Navigating the New Supreme Court decision: Sackett v. EPA

By: Meghan Dunnagan, Esq., Melanie De Marco, Esq. and Tera Cafro (1L)
June 9, 2023

In a controversial move, the United States Supreme Court recently issued its opinion in Sackett v. EPA (2023) 598 U.S. ____. Sackett is the latest in a string ¬of cases about “Waters of the United States” (“WOTUS”) as defined by the federal Clean Water Act (“CWA”). While this may seem to be a dry and technical topic, the definition of WOTUS is important to anyone looking to develop land because it determines the extent of the U.S. Army Corps of Engineers’ (“Corps”) and the U.S. Environmental Protection Agency’s (“EPA”) regulatory authority under Section 404 of the CWA.

In 2004, Mr. and Mrs. Sackett purchased a small residential lot near Priest Lake in Bonner County, Idaho and began backfilling the lot with dirt to prepare for building a new home. A few months later, the EPA sent the Sacketts a compliance order threatening penalties of over $40,000 per day if they did not restore the property to its former condition, asserting their property contained protected wetlands. According to EPA, the wetlands on the Sackett’s property were regulated WOTUS because they were “adjacent to” an “unnamed tributary” that eventually fed into the navigable Priest Lake. (The tributary was on the other side of a 30-foot road from the Sacketts’ property.) Facing such daunting daily penalties, the Sacketts challenged EPA’s position.

The CWA prohibits discharge of any pollutant into “navigable waters,” aka “waters of the United States.” Section 404 allows the Corps to issue permits for discharges of dredged or fill material into WOTUS, but obtaining such a permit can be a long and costly process. Since passage of the CWA in 1972, the Corps, EPA, and to a large extent the Supreme Court, have grappled with various definitions of WOTUS, particularly with respect to “wetland” areas that are not within an obvious waterway.

To assert jurisdiction over the wetlands on the Sacketts’ property, EPA relied on the WOTUS definition derived from the “significant nexus test” found in Justice Kennedy’s concurrence in Rapanos v. United States (2006) 547 U.S. 715. “To establish a significant nexus,” the Court observed, “the EPA lumped the Sacketts’ lot together with the Kalispell Bay Fen, a large nearby wetland complex that [EPA] regarded as ‘similarly situated’” and concluded they “‘significantly affect’ the ecology of Priest Lake.” Based on this analysis, EPA claimed the Sacketts had illegally impacted WOTUS.

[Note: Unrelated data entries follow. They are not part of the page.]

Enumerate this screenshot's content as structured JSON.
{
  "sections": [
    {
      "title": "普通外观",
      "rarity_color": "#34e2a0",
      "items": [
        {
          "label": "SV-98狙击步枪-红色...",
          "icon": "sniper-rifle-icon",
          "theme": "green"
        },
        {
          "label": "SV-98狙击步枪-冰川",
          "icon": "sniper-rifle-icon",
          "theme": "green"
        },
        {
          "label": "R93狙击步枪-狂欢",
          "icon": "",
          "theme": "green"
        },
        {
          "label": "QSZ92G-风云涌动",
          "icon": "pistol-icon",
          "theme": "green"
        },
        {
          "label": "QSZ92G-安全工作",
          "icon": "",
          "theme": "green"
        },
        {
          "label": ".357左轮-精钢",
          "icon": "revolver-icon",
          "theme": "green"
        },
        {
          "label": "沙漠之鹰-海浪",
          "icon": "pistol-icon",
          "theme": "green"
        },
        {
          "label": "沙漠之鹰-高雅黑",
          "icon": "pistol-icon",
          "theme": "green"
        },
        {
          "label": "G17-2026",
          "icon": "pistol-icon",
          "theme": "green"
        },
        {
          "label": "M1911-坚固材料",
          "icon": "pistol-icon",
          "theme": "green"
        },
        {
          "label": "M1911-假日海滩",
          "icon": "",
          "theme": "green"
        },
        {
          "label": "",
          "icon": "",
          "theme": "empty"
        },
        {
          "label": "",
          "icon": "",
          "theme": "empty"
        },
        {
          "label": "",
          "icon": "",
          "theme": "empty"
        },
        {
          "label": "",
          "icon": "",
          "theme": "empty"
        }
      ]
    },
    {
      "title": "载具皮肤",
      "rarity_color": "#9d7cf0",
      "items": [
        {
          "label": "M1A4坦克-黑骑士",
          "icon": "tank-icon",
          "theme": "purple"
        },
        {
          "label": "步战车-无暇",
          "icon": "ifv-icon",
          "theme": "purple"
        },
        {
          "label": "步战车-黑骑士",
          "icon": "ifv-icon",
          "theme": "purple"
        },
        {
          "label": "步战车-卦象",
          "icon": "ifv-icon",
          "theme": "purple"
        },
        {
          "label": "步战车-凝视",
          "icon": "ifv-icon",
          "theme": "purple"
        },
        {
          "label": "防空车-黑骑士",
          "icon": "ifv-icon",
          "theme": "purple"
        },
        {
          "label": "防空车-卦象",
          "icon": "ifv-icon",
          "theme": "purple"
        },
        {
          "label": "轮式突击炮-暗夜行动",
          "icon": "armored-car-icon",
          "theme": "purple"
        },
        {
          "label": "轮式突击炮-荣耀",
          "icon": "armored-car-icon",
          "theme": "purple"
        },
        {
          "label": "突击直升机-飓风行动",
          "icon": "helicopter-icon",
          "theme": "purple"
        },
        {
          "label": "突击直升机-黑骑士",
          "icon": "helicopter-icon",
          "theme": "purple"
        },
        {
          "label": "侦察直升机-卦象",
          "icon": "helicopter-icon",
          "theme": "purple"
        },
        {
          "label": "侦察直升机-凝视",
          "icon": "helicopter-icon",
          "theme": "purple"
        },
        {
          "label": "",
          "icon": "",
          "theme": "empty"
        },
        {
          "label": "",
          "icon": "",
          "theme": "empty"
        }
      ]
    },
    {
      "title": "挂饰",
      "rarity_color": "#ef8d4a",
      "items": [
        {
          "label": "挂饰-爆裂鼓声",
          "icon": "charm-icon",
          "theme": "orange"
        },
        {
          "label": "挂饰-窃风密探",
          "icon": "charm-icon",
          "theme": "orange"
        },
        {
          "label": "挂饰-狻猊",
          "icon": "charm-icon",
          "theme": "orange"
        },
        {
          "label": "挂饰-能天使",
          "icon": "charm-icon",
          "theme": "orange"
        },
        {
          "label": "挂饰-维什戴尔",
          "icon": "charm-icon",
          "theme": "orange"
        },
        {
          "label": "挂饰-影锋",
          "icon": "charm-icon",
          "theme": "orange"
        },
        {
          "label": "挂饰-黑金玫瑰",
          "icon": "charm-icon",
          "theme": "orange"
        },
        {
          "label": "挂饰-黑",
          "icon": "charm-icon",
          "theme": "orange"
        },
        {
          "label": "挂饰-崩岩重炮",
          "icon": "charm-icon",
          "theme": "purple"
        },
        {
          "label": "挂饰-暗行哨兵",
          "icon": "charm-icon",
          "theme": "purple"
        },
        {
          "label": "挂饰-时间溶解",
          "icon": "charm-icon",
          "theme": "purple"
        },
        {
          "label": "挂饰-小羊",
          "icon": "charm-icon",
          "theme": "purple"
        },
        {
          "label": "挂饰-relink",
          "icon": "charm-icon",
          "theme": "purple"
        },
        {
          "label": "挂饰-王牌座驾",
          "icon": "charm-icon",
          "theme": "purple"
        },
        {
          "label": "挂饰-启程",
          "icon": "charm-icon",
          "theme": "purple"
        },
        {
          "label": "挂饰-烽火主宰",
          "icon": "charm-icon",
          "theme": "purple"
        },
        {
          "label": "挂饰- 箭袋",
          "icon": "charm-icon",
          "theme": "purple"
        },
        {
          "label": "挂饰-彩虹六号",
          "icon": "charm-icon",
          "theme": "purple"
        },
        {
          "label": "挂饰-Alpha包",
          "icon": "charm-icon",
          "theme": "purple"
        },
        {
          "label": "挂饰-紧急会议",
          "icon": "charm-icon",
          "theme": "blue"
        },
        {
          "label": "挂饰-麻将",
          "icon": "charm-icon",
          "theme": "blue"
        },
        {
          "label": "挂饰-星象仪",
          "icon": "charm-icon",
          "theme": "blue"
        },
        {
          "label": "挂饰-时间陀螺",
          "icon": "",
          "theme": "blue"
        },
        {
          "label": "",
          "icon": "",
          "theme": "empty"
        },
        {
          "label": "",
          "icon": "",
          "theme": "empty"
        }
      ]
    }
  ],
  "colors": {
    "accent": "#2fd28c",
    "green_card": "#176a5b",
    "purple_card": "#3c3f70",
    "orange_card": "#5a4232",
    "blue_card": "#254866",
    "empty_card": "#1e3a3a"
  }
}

Nearly 20 years after the Sacketts purchased their Idaho property, the Supreme Court ruled in favor of the Sackett family. The Court held that the wetlands on their property were not WOTUS because they lacked a “continuous surface connection” with a traditional navigable water. They also determined that “the non-navigable so-called ‘tributary’ (really a roadside ditch) across the street from the Sacketts’ property is not a [WOTUS].” The “continuous surface connection” test that emerged is much more forgiving to landowners and narrows the meaning of an “adjacent wetland” to one that is so contiguous to a traditional navigable water that it is “difficult to determine where the ‘water’ ends, and the ‘wetland’ begins.”

The Supreme Court was looking for a bright-line test to provide clarity for landowners and regulators. While this opinion may provide clearer guidance on the federal side, states can still regulate areas within their own jurisdiction. In California, for example, the State Water Resources Control Board regulates wetlands that are considered waters of the State. It will take some time for federal and state agencies to adjust to and begin implementing this new wetland definition. As of this writing, EPA’s website states that “[t]he agencies are in receipt of the U.S. Supreme Court’s May 25, 2023 decision in the case of Sackett v. Environmental Protection Agency. In light of this decision, the agencies will interpret the phrase ‘waters of the United States’ consistent with the Supreme Court’s decision in Sackett. The agencies continue to review these decisions to determine next steps.” EPA Waters of the US Rulemaking Page.

Sackett v. EPA is undoubtedly a landmark decision for landowners and is considered a huge win for property rights. Landowners will have more certainty regarding their autonomy in developing properties with wet areas onsite. Project proponents with pending permit applications may experience a slight hiccup while EPA and the Corps develop guidance to implement this latest definition. In California and other parts of the west, state governments may take up the regulatory slack and require permits for wet areas that are no longer covered under federal law. As always, evaluation of each project will be on a case-by-case basis, and project proponents should seek individual advice on related biological, hydrological, and legal issues.

The information presented in this Article is not to be taken as legal advice. Every person’s situation is different. If you are facing a legal issue of any kind, get competent legal advice in your State immediately so that you can determine your best options.